L’habitation «bourgeoise» n’interdit pas la présence de logements sociaux

le 11 décembre 2017

Selon une récente jurisprudence, la clause d’«habitation bourgeoise», qui interdit notamment l’installation de certains commerces dans un immeuble ne peut être invoquée pour fermer l’accès des lieux aux catégories socioprofessionnelles modestes .

L'habitation «bourgeoise» n'interdit pas la présence de logements sociaux

© A. Verdier

Si un immeuble est réservé à une «habitation bourgeoise», cela ne permet pas à la copropriété d’interdire la création de logements sociaux. Cette clause, que l’on trouve dans bon nombre de règlements de copropriété ne doit pas s’interpréter comme interdisant l’occupation à titre d’habitation à certaines catégories socioprofessionnelles, selon une décision rendue par la Cour de cassation.

Les agents immobiliers distinguent la clause d’habitation bourgeoise simple, qui permettrait d’exercer certaines activités comme l’exercice d’une profession libérale (médecins, avocats, kinés…), peu dérangeante pour les voisins, et la clause d’habitation bourgeoise exclusive, qui interdirait absolument toute activité professionnelle libérale .

Le règlement de copropriété ne pouvant pas interdire la création de logements sociaux, poursuivent les juges, le syndicat des copropriétaires ne peut pas engager une action collective pour s’y opposer. Il n’est plus compétent pour défendre ses membres sur ce sujet. Le syndic ne peut que défendre l’intérêt collectif partagé de la même manière par tous les copropriétaires.
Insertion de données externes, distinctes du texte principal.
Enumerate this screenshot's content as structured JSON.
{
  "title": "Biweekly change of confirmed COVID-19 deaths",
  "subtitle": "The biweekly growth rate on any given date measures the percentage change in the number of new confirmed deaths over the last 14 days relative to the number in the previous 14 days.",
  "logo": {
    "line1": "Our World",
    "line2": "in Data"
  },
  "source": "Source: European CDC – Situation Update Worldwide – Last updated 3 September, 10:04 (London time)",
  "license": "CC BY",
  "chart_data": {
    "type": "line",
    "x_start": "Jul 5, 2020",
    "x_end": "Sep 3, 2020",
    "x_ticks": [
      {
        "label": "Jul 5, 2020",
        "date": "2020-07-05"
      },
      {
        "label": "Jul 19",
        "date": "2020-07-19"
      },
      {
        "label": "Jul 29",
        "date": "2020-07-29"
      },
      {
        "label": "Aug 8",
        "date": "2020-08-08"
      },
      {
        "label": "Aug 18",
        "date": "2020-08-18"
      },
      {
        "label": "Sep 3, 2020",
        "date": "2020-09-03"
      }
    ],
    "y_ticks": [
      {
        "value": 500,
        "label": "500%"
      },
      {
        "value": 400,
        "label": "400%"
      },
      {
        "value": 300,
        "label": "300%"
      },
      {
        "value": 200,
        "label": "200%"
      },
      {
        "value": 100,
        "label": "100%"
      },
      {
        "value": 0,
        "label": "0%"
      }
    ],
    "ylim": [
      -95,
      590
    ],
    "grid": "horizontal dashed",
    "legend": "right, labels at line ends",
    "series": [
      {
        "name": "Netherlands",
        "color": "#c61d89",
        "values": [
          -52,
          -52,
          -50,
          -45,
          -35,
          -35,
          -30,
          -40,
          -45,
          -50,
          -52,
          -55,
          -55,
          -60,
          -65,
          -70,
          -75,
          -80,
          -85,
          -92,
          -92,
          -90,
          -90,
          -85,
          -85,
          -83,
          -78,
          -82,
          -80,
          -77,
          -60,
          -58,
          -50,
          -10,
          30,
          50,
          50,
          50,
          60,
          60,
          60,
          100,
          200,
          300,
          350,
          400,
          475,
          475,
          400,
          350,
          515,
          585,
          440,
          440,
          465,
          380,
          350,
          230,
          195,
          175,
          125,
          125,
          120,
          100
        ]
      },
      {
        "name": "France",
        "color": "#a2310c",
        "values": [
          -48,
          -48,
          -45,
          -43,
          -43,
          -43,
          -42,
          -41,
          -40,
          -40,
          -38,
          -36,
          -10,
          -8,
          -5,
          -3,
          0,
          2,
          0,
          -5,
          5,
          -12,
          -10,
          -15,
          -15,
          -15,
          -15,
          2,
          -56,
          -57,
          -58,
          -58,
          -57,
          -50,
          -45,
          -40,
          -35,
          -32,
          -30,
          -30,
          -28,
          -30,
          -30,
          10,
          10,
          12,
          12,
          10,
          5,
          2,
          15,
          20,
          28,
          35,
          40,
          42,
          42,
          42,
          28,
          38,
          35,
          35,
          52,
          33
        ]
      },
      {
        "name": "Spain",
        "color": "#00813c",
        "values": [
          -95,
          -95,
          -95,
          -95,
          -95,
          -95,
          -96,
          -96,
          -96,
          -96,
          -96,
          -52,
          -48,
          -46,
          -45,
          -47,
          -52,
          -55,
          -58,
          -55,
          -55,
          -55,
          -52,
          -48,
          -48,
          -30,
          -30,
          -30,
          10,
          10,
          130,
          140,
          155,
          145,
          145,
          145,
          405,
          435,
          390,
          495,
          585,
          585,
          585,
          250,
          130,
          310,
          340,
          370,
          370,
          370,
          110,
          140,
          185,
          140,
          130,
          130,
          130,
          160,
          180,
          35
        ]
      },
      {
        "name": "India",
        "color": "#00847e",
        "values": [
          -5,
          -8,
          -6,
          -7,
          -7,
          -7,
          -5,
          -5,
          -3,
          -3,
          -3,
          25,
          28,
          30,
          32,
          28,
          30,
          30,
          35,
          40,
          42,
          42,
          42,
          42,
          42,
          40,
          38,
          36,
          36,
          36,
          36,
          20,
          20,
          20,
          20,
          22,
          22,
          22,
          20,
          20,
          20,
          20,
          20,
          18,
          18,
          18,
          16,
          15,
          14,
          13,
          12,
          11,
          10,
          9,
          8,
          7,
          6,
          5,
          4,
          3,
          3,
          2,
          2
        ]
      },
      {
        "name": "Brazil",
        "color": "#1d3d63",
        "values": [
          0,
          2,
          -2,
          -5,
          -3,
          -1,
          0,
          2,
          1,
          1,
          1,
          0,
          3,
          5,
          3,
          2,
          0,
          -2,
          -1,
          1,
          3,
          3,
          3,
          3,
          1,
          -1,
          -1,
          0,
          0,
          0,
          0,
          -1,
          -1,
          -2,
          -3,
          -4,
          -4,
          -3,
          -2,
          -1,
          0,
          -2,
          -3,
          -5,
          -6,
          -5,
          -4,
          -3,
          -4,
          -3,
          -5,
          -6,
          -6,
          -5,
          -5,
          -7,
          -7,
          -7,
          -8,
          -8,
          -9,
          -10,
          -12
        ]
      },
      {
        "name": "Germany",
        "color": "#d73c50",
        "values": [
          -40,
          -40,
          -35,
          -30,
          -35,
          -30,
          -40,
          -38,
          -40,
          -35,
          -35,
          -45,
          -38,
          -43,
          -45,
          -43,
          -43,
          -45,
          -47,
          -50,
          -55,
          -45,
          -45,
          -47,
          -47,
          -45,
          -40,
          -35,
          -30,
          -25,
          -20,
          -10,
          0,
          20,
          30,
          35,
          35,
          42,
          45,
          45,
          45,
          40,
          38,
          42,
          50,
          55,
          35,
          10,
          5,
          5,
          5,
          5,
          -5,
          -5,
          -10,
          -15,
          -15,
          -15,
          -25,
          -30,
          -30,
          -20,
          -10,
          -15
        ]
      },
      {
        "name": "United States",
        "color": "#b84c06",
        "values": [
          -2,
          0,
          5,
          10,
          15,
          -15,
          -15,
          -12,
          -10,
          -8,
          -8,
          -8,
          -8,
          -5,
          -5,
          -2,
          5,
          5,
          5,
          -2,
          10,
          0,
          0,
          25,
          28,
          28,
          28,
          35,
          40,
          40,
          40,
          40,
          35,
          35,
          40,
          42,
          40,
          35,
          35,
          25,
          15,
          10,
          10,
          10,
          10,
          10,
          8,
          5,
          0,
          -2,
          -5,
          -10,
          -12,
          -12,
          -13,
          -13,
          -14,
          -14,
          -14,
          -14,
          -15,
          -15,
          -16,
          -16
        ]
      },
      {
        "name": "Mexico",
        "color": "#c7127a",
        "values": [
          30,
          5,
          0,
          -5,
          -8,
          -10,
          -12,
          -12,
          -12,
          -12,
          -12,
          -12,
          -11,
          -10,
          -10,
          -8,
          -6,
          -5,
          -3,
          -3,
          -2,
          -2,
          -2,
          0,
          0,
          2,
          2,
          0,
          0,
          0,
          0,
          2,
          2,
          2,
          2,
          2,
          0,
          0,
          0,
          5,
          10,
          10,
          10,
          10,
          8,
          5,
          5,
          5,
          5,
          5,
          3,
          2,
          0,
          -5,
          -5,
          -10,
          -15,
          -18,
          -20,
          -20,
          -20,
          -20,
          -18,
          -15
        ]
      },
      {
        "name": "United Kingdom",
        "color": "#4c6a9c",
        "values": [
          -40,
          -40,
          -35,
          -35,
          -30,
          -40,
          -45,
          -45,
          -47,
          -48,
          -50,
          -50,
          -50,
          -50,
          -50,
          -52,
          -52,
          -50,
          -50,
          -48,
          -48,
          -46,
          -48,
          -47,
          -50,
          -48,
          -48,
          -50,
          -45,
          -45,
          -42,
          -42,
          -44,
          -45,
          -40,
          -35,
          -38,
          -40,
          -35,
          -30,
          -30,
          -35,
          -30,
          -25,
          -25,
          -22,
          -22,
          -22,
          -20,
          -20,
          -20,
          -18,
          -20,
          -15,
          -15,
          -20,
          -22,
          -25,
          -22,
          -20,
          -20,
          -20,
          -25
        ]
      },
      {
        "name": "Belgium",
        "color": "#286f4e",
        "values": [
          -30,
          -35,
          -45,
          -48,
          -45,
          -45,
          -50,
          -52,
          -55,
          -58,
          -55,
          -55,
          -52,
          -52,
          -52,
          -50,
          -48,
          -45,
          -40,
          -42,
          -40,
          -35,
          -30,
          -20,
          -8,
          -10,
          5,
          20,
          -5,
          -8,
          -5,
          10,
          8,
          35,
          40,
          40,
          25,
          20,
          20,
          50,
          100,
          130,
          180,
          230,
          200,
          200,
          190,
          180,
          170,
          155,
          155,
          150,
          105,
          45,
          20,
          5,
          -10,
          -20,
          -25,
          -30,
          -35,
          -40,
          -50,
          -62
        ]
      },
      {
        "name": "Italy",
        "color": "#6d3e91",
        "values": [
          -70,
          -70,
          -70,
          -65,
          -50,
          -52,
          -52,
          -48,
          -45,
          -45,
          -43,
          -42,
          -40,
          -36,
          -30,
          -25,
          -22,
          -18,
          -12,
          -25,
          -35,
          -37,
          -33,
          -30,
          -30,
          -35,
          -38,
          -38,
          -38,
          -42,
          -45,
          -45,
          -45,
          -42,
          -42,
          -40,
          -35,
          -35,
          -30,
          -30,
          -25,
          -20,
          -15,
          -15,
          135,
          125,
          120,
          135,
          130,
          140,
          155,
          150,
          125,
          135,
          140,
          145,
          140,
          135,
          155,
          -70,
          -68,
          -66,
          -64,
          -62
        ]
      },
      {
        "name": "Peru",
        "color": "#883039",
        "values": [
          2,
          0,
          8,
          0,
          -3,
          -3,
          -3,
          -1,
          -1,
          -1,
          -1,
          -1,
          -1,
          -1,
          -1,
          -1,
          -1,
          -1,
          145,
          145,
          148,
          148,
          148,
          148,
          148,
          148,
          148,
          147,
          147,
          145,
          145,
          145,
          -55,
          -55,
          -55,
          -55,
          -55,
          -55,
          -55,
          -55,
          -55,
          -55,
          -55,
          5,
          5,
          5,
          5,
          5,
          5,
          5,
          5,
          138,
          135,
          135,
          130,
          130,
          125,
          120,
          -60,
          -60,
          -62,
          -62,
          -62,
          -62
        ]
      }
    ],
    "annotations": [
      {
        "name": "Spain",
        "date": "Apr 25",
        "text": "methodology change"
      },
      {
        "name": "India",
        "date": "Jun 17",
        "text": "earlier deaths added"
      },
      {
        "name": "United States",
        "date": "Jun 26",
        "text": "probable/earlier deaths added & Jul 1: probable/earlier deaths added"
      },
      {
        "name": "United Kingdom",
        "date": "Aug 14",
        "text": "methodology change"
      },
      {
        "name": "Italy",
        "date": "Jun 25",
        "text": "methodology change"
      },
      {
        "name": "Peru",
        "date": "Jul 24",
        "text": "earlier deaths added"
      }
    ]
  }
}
Ce qui n’est pas la même chose que de défendre les intérêts individuels de chacun, même si tous sont du même avis sur une question.

Les seuls inconvénients que pourraient faire valoir les occupants devant un projet de logement social dans leur copropriété seraient des inconvénients ressentis individuellement. Certains par exemple invoquaient un risque de dépréciation de leur bien. Mais il ne serait ressenti que par les copropriétaires qui mettraient en vente leur logement.